Friday, July 18, 2014

Peter Rollins - The Call to Brokenness




If you don’t want your faith to be challenged, do read this post
http://peterrollins.net/2014/07/if-you-dont-want-youre-faith-to-be-challenged-do-read-this-post/

by Peter Rollins
July 15, 2014

In my last book there’s an interesting typo on the back cover. While Tony Jones assures me that he wrote, “If you don’t want you’re faith to be challenged, don’t read this book,” you will see on the back,

If you don’t want you’re faith to be challenged, do read this book

In [psycho]analysis, the analyst listens carefully and patiently for the precise moment when the person on the couch stumbles, makes a slip, or hesitates. For it is at these moments that an unconscious truth is potentially being spoken. Ironically, it is precisely such slips of the tongue that the person on the couch attempts to dismiss with phrases like, “that’s not what I meant,” “or I just made a basic mistake.” Here they spoke something without intending it, they confessed something without meaning it, and the clinical work of analysis bears witness to the fact that such unintended sayings can act as a royal road to some undisclosed, and often unpleasant, truth.
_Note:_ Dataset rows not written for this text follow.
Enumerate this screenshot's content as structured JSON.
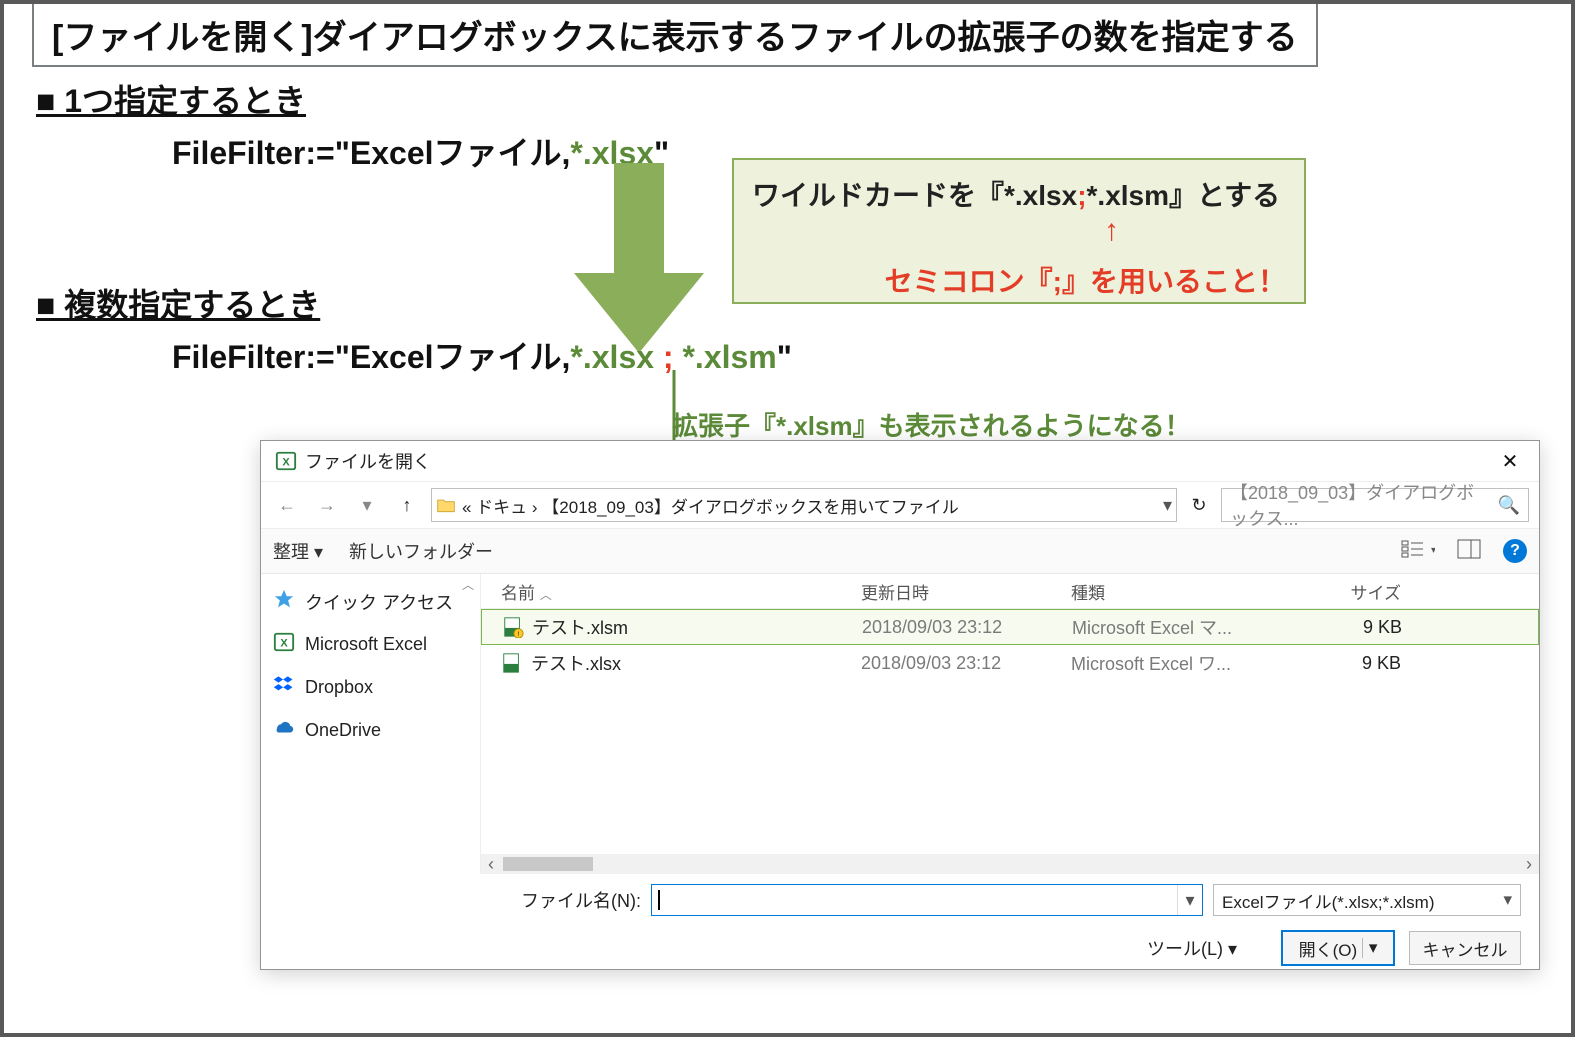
{
  "title": "[ファイルを開く]ダイアログボックスに表示するファイルの拡張子の数を指定する",
  "sec1": {
    "heading": "■ 1つ指定するとき",
    "code_prefix": "FileFilter:=\"Excelファイル,",
    "code_ext": "*.xlsx",
    "code_suffix": "\""
  },
  "callout": {
    "line1_pre": "ワイルドカードを『*.xlsx",
    "line1_semi": ";",
    "line1_post": "*.xlsm』とする",
    "line2": "セミコロン『;』を用いること！"
  },
  "sec2": {
    "heading": "■ 複数指定するとき",
    "code_prefix": "FileFilter:=\"Excelファイル,",
    "code_ext1": "*.xlsx",
    "code_semi": " ; ",
    "code_ext2": "*.xlsm",
    "code_suffix": "\""
  },
  "note": "拡張子『*.xlsm』も表示されるようになる！",
  "dialog": {
    "title": "ファイルを開く",
    "crumbs": "« ドキュ › 【2018_09_03】ダイアログボックスを用いてファイル",
    "search_placeholder": "【2018_09_03】ダイアログボックス...",
    "toolbar": {
      "organize": "整理 ▾",
      "newfolder": "新しいフォルダー"
    },
    "nav": {
      "quick": "クイック アクセス",
      "excel": "Microsoft Excel",
      "dropbox": "Dropbox",
      "onedrive": "OneDrive"
    },
    "columns": {
      "name": "名前",
      "date": "更新日時",
      "type": "種類",
      "size": "サイズ"
    },
    "files": [
      {
        "name": "テスト.xlsm",
        "date": "2018/09/03 23:12",
        "type": "Microsoft Excel マ...",
        "size": "9 KB",
        "highlight": true
      },
      {
        "name": "テスト.xlsx",
        "date": "2018/09/03 23:12",
        "type": "Microsoft Excel ワ...",
        "size": "9 KB",
        "highlight": false
      }
    ],
    "filename_label": "ファイル名(N):",
    "filter_value": "Excelファイル(*.xlsx;*.xlsm)",
    "tools": "ツール(L) ▾",
    "open": "開く(O)",
    "cancel": "キャンセル"
  }
}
Hence psychoanalysis is a discipline that listens out for what everybody else ignores, passes over or just plain fails to see.

So what if we were to put The Idolatry of God on the couch and ask what this mistake (what is called a “sic” in publishing) might mean? Of course it is highly unlikely to be intended by anyone involved in bringing the book to press. The copy/editor would have no reason to do it on purpose, and the editors where unlikely to have left it in for the sake of malice. Indeed I’m very sure that I was shown a copy of the back cover before it went to print, and I certainly didn’t see the mistake.
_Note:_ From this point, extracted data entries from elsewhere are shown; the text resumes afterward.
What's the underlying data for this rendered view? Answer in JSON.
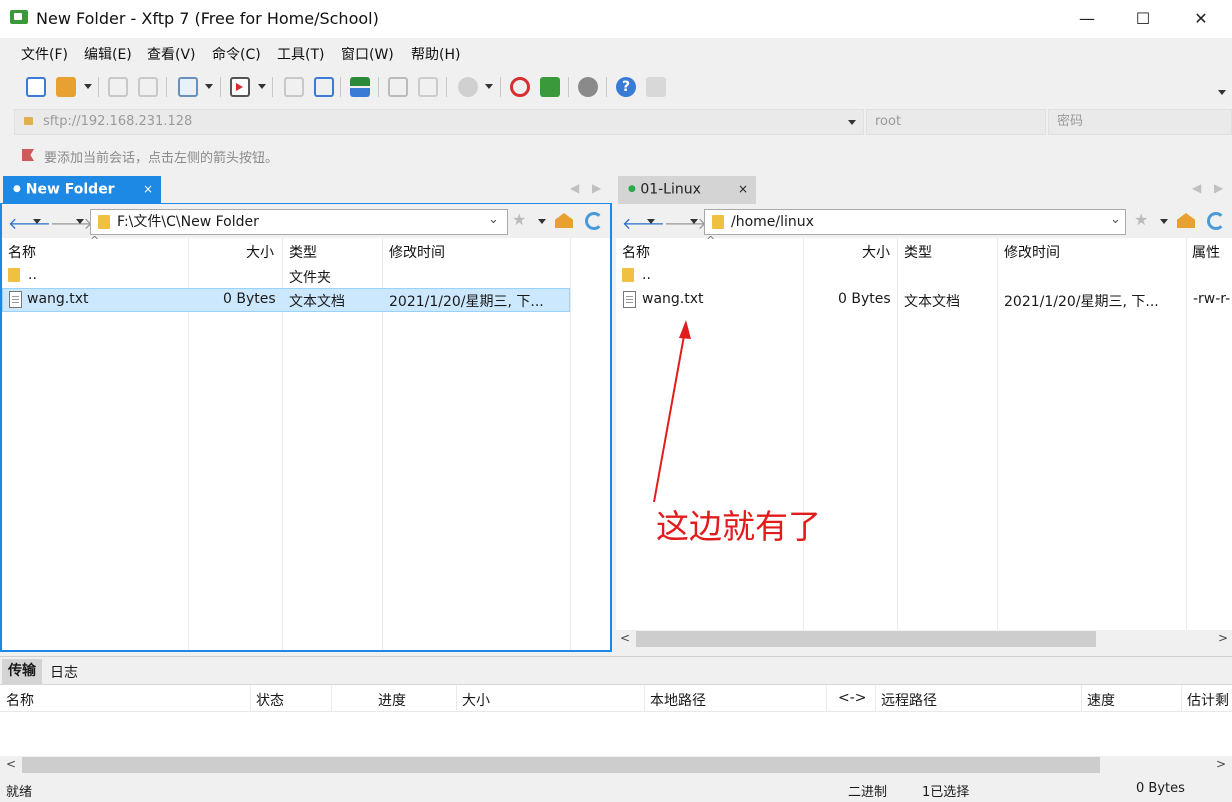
{
  "window": {
    "title": "New Folder - Xftp 7 (Free for Home/School)",
    "minimize": "—",
    "maximize": "☐",
    "close": "✕"
  },
  "menu": [
    "文件(F)",
    "编辑(E)",
    "查看(V)",
    "命令(C)",
    "工具(T)",
    "窗口(W)",
    "帮助(H)"
  ],
  "address": {
    "host": "sftp://192.168.231.128",
    "user": "root",
    "password_placeholder": "密码"
  },
  "hint": "要添加当前会话，点击左侧的箭头按钮。",
  "left_panel": {
    "tab_label": "New Folder",
    "path": "F:\\文件\\C\\New Folder",
    "columns": [
      "名称",
      "大小",
      "类型",
      "修改时间"
    ],
    "rows": [
      {
        "name": "..",
        "size": "",
        "type": "文件夹",
        "modified": ""
      },
      {
        "name": "wang.txt",
        "size": "0 Bytes",
        "type": "文本文档",
        "modified": "2021/1/20/星期三, 下..."
      }
    ]
  },
  "right_panel": {
    "tab_label": "01-Linux",
    "path": "/home/linux",
    "columns": [
      "名称",
      "大小",
      "类型",
      "修改时间",
      "属性"
    ],
    "rows": [
      {
        "name": "..",
        "size": "",
        "type": "",
        "modified": "",
        "attr": ""
      },
      {
        "name": "wang.txt",
        "size": "0 Bytes",
        "type": "文本文档",
        "modified": "2021/1/20/星期三, 下...",
        "attr": "-rw-r-"
      }
    ]
  },
  "annotation": "这边就有了",
  "bottom_tabs": [
    "传输",
    "日志"
  ],
  "transfer_columns": [
    "名称",
    "状态",
    "进度",
    "大小",
    "本地路径",
    "<->",
    "远程路径",
    "速度",
    "估计剩"
  ],
  "status": {
    "ready": "就绪",
    "mode": "二进制",
    "selected": "1已选择",
    "size": "0 Bytes"
  },
  "colors": {
    "accent": "#1e88e5",
    "selection": "#cce8ff",
    "annotation": "#e21c1c"
  }
}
Just like in daily life, the relatively large number of people looking at the book before its publication missed the slip entirely. Indeed, more than this, I’ve never once had anyone mention it to me, which leads me to suspect that there is virtually no one in the world who has actually noticed it.

But what truth might be held in this unseen Freudian publishing mistake?

I want to throw out one possible interpretation, and it’s this. The book itself is attempting to ask people to question their fundamental way of being in the world. Not just religious people, but those who describe themselves as secular (though the book is more aimed at the former). It’s making a demand… and the demand is to overturn our pursuit of wholeness and mastery so that we might find liberation through embracing a fractured existence without guarantees.

But what if this is precisely the kind of book one can read so as to broadly avoid such a fundamental change and maintain the status quo? What if many people read me precisely to feel a little bit edgy without having to actually do the work that I am asking? This is a point that Katharine Moody insightfully glimpsed in an article entitled “Becoming Church Mice: From Refusing to Lead to Refusing to be Led.” Here she writes,

"Rollins’… courses like Atheism for Lent and The Omega Course [were] courses designed to send people off course. They were not so much offered as courses to be faithfully replicated than [to be] inspiration… to depart from Rollins’ courses and create their own… His work tries to recall us to the fact that we are all poets, all singer-songwriters and story-tellers. For… [we] all weep and pray, all doubt and disbelieve, are all a/theistic. The community of faith is called to be a community of Poets… rather than of Critics. We are to all enter into this Crucifixion experience fully ourselves… But… in a reversal of the function of many other church leaders who believe on behalf of the community, are we letting Rollins disbelieve on behalf of the community?" [Italics mine]

In other words, by reflecting upon the smashing of the idols are we really just doing the equivalent of having a nice daydream in which we imagine being freed from a horrible job so that we can wake up refreshed and actually go to it?

For dreams, at their worst, act to make our reality bearable.

Yet, perhaps an alternative is possible. For dreams, at their best, can lead into a fight where we struggle to change our reality.

Rendering it into something wonderful.